ALLA BRUTALITÀ di questa censura politica ci si è opposti per il momento in maniera assai incoerente. Molti attori del settore preferiscono non vedere la natura del processo in atto. Le associazioni dei programmatori continuano ad agire con un riflesso sindacale, cercando di accompagnare dei processi decisi dalla politica. La pandemia conforta l’illusione che le misure prese rispondano ad un’eccezione e che, finita l’urgenza, si tornerà alla normalità. Essi chiedono alla politica di mitigare questo momento difficile con degli aiuti mirati. Altri vedono invece nella pandemia un acceleratore di processi già in atto da anni e che hanno vocazione a cambiare lo stato di cose per sempre. Per questi ultimi, che nel settore dello spettacolo sono una minoranza, il problema non è quello di chiedere aiuto al potere (ovvero a Macron) ma di combatterlo e di aprire le sale a chi si oppone al neoliberismo nelle strade (ovvero i Gilets Jaunes). Per loro, il problema non è più quello di proiettare i film che il circuito ordinario (nazionale e internazionale) distribuisce, ma sovvertire il processo produttivo per mettere le sale a disposizione delle lotte locali e delle immagini girate durante le manifestazioni (e che la legge cerca di rendere illegali).
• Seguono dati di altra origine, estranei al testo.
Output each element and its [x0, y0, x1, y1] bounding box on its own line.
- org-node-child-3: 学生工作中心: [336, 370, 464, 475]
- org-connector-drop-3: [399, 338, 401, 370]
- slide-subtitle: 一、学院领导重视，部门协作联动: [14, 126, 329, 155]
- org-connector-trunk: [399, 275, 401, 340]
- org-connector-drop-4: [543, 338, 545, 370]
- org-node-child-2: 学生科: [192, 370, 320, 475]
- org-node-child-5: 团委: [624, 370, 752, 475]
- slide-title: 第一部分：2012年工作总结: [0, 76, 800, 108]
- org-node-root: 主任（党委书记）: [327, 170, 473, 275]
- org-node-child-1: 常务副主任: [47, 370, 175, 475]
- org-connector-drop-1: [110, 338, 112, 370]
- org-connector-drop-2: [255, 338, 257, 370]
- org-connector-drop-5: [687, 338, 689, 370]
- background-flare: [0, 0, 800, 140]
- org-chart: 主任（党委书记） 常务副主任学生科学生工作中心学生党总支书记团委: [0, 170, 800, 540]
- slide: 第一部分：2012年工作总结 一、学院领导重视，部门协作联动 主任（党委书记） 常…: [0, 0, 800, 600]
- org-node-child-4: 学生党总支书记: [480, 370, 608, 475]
TRA QUESTI due mondi, così distanti tra loro, e in cui l’antica separazione delle due sinistre trova una moderna incarnazione, c’è un terzo territorio. Ne fanno parte gli organizzatori delle proiezioni selvagge di questi ultimi mesi: a Marsiglia, a La Roche sur Yon, a Parigi, a Caen, alcuni programmatori (più o meno anonimi) hanno proiettato alcuni film sulle pareti di cinema, chiese, semplici case o palazzi. Difficile immaginare che questi eventi effimeri diventino delle pratiche diffuse, ma sono il segno di una volontà di costruire ponti tra tutti quelli che, in strada e nelle sale, rifiutano di arrendersi all’andamento spontaneo delle cose.